Analysts say the prosecution's opening statement this week in the Slobodan Milosevic war crimes trial was logical and well-presented. But they say the prosecution's task of linking the former Yugoslav president directly to war crimes, especially genocide, in the Balkans during the 1990s will not be easy.

Prague, 15 February 2002 (RFE/RL) -- Experts looking at the prosecution's opening statement this week in the war crimes trial of Slobodan Milosevic praise the presentation but say prosecutors will face a difficult task in winning a conviction, especially on the most serious charges.

The trial of the former Serbian and later Yugoslav president for crimes against humanity and genocide opened this week at the UN's International Criminal Tribunal for the former Yugoslavia at the International Court of Justice in The Hague. The trial will examine 66 counts of alleged atrocities by Milosevic committed in Croatia, Bosnia, and Kosovo during the 1990s.

The prosecution spent the first two days of the proceedings delivering a long opening statement, involving presentations from three separate prosecutors. The presentation was then followed by two days of defense statements by Milosevic himself.

Observers say the prosecution's presentation was unique for its length and for the fact that actual evidence -- including a recording of Milosevic speaking with former Bosnian Serb leader Radovan Karadjic -- was introduced. Typically, opening statements are much shorter and simply lay out the course of argument the prosecution intends to follow.

Mary Greer, a tribunal watcher at the nongovernmental Coalition for International Justice in The Hague, praised the presentation.

"I think [prosecutors] are following a very logical plan. It certainly mirrors the arguments [the prosecution] has been making all along in terms of the justification for [treating the separate indictments for Croatia, Bosnia, and Kosovo in one trial]. [The prosecutors] are logically and methodically laying out not only the evidence against Mr. Milosevic but also the historical and political perspective and progression of how he was able to conduct the various offenses he is charged with within that background."

She says the seriousness of the trial -- a former head of state being tried for war crimes -- called for a long opening presentation.
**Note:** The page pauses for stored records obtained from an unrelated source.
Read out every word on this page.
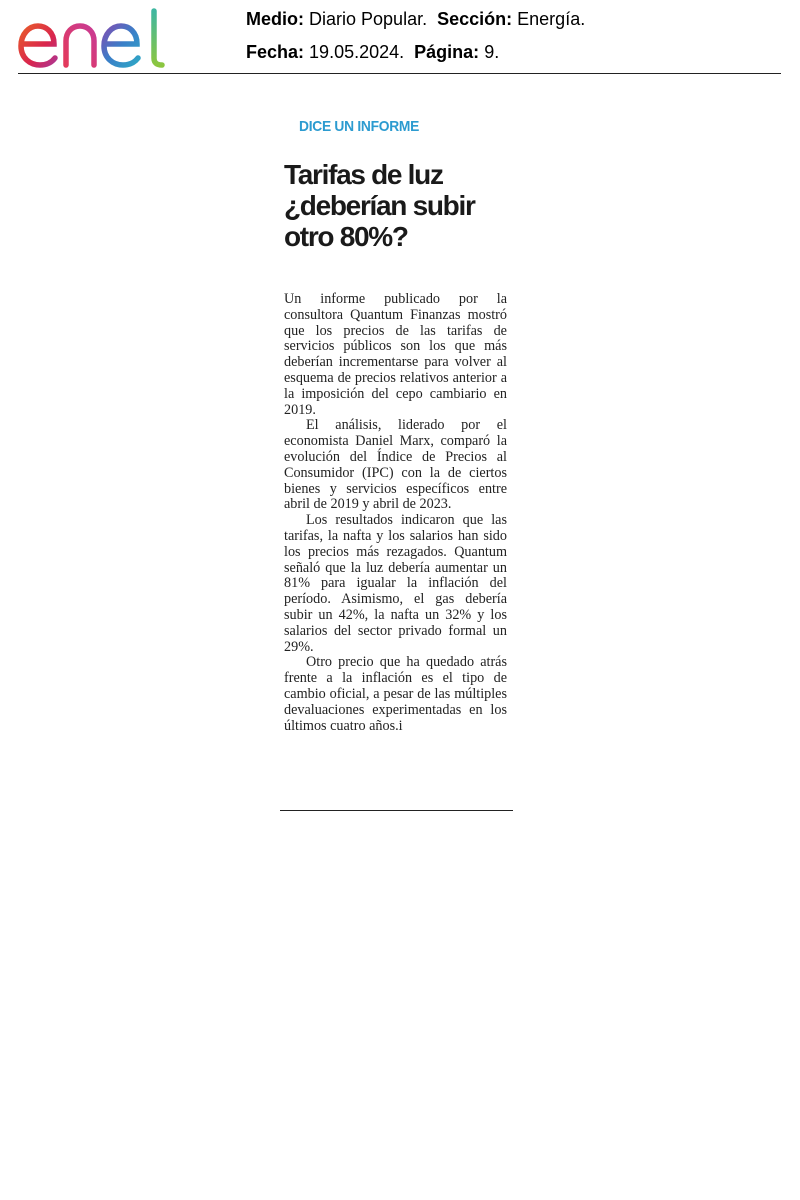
enel
Medio: Diario Popular. Sección: Energía.
Fecha: 19.05.2024. Página: 9.
DICE UN INFORME
Tarifas de luz
¿deberían subir
otro 80%?

Un informe publicado por la consultora Quantum Finanzas mostró que los precios de las tarifas de servicios públicos son los que más deberían incrementarse para volver al esquema de precios relativos anterior a la imposición del cepo cambiario en 2019.

El análisis, liderado por el economista Daniel Marx, comparó la evolución del Índice de Precios al Consumidor (IPC) con la de ciertos bienes y servicios específicos entre abril de 2019 y abril de 2023.

Los resultados indicaron que las tarifas, la nafta y los salarios han sido los precios más rezagados. Quantum señaló que la luz debería aumentar un 81% para igualar la inflación del período. Asimismo, el gas debería subir un 42%, la nafta un 32% y los salarios del sector privado formal un 29%.

Otro precio que ha quedado atrás frente a la inflación es el tipo de cambio oficial, a pesar de las múltiples devaluaciones experimentadas en los últimos cuatro años.i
She says prosecutors want to prove to the tribunal they are treating the proceedings with gravity.

"It's obvious the prosecution has committed the resources -- in terms of money, and 'people power' and legal expertise -- to put on the best case they can put on. And to try to support the allegations they raised in all three indictments and ensure that when the court finally gets the case, that they considered as much evidence as is humanly possible, and that [this evidence] then rises to the level that this is a head of state that we are trying."
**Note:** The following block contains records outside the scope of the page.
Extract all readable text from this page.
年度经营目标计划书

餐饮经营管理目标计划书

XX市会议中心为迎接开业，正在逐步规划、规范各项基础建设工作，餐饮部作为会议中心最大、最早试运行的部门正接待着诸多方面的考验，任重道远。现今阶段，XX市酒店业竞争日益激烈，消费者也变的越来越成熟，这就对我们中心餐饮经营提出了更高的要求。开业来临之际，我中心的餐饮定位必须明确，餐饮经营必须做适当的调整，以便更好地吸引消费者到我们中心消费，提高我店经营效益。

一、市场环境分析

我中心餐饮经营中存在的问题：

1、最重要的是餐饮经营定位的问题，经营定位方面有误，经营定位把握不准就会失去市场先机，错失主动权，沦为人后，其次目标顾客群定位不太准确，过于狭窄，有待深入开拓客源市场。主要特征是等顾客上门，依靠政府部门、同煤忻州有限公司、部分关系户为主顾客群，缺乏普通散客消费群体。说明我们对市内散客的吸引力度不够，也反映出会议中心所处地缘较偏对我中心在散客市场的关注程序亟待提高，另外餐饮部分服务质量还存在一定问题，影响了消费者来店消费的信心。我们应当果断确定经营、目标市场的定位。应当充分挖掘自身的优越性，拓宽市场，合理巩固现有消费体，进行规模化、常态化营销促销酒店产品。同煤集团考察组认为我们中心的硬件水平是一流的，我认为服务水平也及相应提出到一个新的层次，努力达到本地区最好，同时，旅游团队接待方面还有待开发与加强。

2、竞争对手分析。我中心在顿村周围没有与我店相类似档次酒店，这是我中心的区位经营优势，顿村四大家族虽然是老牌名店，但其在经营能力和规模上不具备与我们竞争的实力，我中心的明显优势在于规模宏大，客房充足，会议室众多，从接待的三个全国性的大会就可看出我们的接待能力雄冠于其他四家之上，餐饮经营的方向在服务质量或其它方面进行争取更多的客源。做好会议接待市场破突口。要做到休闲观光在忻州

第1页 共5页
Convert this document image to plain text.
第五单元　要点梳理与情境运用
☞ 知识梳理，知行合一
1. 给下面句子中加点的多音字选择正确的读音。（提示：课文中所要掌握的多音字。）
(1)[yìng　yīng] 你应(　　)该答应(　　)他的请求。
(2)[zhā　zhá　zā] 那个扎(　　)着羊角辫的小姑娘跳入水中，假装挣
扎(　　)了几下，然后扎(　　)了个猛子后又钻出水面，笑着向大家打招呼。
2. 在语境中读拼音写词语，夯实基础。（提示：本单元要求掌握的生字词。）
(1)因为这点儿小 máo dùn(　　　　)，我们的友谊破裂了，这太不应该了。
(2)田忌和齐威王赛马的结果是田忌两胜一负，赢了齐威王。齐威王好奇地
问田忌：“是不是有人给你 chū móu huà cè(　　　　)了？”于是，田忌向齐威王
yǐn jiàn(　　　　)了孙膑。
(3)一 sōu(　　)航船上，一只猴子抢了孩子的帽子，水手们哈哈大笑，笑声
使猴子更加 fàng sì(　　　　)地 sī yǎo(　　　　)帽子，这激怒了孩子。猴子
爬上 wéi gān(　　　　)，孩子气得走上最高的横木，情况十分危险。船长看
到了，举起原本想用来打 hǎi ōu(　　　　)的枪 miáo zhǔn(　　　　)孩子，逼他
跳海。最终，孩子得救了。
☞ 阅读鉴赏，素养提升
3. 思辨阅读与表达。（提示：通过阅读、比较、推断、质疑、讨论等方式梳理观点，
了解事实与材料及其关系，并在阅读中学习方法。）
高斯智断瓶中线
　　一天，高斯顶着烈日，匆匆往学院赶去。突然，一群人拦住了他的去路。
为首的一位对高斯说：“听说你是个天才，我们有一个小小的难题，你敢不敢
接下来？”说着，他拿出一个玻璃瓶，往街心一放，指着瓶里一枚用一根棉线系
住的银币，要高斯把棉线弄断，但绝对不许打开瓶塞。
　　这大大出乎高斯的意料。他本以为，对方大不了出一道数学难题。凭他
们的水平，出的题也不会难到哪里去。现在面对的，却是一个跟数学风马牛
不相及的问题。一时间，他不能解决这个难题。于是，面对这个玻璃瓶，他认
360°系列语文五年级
Legal experts close to the tribunal say that to win a conviction for the most serious crime for which Milosevic is charged -- that he was complicit in genocide during the Bosnian war -- the prosecution will have to demonstrate three things.

The first is that the crimes were, by their nature, extraordinary and horrific -- in other words, that they rose above standard acts of lawlessness typical in wartime.

In her opening address to the tribunal, chief prosecutor Carla Del Ponte chose evocative terms like "medieval savagery" and "calculated cruelty" to describe the crimes she says were committed in the former Yugoslavia.

"We should just pause to recall the daily scenes of grief and suffering that came to define armed conflict in the former Yugoslavia. The events themselves were notorious, and the new term 'ethnic cleansing' came into common use in our language. Some of the incidents revealed an almost medieval savagery and a calculated cruelty that went far beyond the bounds of legitimate warfare."

She added, "These crimes touch every one of us, wherever we live, because they offend against our deepest principal of human rights and human dignity."

Prosecutors must also show that Milosevic, as head of state, was responsible for masterminding or directing criminal acts -- such as mass murder -- that he himself did not actually carry out. In other words, they must show that Milosevic held what is referred to as "command responsibility" over his subordinates.

Article 7, Section 3, of the tribunal's statutes deals with the issue of command responsibility. It stipulates that a superior can be found guilty for the acts of subordinates if the superior "knew or had reason to know" about the acts and "failed to take necessary and reasonable measures to prevent the acts or punish the perpetrators."

Finally, the tribunal must show that Milosevic's motives were uniquely evil or part of a larger plan -- in other words, that they exceeded in their depravity what are regarded as more common motivations in warfare.

In their opening statement, prosecutors appeared to go out of their way to portray Milosevic's motives as far beyond nationalism or ideology. Del Ponte spoke of Milosevic's quest for power: "Milosevic did nothing but pursue his ambition at the cost of unspeakable suffering inflicted on those who opposed him or represented a threat to his personal quest for power."

Following Del Ponte, Nice told the court that Milosevic was driven by a singular plan to create what Nice called a Greater Serbia, to be achieved through the forced deportation of non-Serbs.

Paul Risley, a former official in the tribunal prosecutor's office, says the use of such language was deliberate and designed to portray Milosevic as what Risley calls a "genocidal maniac."

"For a crime of genocide, you can do it objectively to a point. You can lay out the command-and-control details that Milosevic might have ordered these killings to take place. But there's also a very subjective aspect. You have to reason or determine to the judges why this person would have done this."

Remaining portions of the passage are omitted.